Now, when multiple threads call a linearizable object concurrently, the object behaves as if the methods are called in some linear sequence (because of the atomicity requirement); two overlapping calls could be made linear in some arbitrary order.
And because they are forced to have an effect sometime during the method invocation (stacks must push/pop, sets must add/delete etc.), the object can be reasoned about with well-known sequential specification methods (pre and post conditions etc).

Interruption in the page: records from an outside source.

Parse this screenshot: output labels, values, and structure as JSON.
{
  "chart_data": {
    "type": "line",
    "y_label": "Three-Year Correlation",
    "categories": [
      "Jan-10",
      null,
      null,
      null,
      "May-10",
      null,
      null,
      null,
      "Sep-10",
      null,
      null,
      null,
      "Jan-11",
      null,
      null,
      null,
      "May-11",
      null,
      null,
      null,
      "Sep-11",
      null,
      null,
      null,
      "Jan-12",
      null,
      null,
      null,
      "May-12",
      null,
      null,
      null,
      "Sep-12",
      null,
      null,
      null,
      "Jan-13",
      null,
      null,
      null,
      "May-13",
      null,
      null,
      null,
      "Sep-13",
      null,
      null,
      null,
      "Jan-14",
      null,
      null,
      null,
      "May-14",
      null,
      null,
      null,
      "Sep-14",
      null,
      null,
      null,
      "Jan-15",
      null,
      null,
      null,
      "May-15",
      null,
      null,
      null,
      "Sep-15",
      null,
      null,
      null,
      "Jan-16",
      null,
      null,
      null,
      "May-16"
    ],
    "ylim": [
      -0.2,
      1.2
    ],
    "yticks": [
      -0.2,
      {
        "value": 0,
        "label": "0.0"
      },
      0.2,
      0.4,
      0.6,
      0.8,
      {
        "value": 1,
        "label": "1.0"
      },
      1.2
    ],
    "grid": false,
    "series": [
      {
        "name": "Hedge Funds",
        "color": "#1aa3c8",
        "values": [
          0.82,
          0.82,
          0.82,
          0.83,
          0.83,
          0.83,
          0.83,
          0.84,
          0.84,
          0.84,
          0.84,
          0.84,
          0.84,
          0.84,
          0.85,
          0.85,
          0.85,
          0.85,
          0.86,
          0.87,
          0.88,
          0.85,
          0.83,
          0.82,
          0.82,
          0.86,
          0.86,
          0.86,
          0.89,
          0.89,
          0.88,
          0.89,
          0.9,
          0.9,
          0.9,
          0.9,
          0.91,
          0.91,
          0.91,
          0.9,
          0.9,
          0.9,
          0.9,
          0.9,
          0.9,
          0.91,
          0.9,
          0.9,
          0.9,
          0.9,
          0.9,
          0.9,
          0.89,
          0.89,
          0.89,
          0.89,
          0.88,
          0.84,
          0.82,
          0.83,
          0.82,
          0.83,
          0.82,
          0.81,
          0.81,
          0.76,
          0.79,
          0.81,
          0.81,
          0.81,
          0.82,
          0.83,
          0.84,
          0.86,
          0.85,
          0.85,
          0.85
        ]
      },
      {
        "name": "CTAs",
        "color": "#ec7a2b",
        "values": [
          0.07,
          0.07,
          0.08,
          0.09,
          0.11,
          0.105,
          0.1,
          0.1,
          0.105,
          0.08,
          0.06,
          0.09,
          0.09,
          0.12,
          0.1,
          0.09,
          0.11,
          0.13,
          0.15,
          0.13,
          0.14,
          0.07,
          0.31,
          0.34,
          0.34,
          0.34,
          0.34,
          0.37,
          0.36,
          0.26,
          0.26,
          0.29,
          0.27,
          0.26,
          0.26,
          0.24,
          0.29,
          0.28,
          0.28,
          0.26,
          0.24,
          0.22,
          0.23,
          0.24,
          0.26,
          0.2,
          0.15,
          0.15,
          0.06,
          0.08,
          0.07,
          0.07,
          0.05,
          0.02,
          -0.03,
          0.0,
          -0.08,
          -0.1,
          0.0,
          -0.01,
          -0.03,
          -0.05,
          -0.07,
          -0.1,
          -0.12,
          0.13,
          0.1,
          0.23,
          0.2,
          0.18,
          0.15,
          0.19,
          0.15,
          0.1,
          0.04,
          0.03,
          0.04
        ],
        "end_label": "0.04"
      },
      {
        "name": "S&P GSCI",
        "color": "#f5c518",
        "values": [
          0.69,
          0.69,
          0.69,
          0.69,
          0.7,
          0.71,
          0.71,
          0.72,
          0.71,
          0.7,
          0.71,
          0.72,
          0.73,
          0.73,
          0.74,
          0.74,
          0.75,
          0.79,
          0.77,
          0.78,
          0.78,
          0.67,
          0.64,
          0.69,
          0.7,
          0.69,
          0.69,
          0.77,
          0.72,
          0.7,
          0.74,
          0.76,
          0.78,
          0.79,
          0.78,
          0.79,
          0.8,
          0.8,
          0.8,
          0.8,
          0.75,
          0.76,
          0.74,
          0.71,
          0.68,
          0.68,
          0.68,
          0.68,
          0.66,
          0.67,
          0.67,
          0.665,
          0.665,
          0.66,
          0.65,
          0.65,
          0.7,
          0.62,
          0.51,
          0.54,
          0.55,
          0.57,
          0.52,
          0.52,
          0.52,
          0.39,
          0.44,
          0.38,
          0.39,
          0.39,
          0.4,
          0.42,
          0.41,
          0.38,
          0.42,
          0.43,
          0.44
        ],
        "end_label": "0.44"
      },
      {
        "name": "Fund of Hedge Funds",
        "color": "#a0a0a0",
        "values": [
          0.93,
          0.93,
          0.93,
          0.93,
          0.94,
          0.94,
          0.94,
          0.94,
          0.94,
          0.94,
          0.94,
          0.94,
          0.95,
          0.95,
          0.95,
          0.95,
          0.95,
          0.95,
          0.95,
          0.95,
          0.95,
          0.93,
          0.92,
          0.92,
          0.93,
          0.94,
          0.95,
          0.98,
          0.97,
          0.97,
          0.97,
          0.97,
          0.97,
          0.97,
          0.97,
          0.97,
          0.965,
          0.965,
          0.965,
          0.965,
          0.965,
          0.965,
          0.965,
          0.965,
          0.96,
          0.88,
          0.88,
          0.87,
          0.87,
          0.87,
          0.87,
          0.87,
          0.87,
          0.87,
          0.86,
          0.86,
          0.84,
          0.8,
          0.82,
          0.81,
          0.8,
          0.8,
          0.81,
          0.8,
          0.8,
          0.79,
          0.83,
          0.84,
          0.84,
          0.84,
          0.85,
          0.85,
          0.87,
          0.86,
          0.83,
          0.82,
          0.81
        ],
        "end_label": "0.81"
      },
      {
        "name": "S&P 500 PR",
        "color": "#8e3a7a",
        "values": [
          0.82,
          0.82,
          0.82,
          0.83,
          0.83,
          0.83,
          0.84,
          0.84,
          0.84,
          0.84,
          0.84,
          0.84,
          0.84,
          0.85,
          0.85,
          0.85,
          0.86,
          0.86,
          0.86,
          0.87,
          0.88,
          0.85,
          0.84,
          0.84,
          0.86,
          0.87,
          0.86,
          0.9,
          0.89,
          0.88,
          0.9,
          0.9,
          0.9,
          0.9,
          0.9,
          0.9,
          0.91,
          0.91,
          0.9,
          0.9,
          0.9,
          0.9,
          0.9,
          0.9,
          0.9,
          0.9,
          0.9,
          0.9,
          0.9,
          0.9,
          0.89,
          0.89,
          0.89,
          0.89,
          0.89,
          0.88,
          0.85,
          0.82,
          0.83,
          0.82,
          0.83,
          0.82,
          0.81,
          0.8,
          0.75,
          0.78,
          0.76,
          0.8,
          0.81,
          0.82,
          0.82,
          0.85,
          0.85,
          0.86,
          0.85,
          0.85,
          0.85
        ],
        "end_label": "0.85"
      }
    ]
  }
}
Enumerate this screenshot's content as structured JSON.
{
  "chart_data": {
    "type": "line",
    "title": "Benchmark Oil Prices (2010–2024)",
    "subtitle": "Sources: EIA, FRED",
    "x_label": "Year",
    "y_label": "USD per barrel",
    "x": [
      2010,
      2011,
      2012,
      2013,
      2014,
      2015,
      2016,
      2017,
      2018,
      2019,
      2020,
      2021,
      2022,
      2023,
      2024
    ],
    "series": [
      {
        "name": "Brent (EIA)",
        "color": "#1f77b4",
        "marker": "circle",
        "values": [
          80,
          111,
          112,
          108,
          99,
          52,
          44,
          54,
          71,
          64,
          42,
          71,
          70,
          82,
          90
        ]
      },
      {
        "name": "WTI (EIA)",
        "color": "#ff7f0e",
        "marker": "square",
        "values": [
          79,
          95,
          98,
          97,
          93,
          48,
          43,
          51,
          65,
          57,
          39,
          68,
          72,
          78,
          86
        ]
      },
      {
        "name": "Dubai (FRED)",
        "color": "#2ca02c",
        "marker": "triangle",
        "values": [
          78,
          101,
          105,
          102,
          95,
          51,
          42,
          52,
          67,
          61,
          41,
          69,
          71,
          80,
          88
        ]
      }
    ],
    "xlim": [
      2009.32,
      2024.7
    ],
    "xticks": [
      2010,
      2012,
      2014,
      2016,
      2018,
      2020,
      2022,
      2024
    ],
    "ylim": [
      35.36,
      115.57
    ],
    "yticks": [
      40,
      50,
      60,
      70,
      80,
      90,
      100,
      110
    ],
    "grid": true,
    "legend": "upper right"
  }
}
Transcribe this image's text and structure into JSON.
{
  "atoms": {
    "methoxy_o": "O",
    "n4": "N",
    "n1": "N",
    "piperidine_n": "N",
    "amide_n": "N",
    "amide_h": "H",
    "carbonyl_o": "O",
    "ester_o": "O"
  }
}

While we are at it, the difference between linearizability and sequential consistency is that the latter does not require (c). For a sequentially consistent data store, a method does not have to have an effect right away. In other words, a method invocation is merely a request for action, but not the action itself. In a linearizable object, a method invocation is a call to action. A linearizable object is sequentially consistent, but not the other way around.
Solution 4:
Maybe a confusion between Linearizability versus Serializability.
From this article (P. Bailis):
Linearizability is a guarantee about single operations on single objects [...] Linearizability for read and write operations is synonymous with the term “atomic consistency” and is the “C,” or “consistency,” in Gilbert and Lynch’s proof of the CAP Theorem.
Serializability is a guarantee about transactions, or groups of one or more operations over one or more objects. It guarantees that the execution of a set of transactions (usually containing read and write operations) over multiple items is equivalent to some serial execution (total ordering) of the transactions [...] Serializability is the traditional “I,” or isolation, in ACID.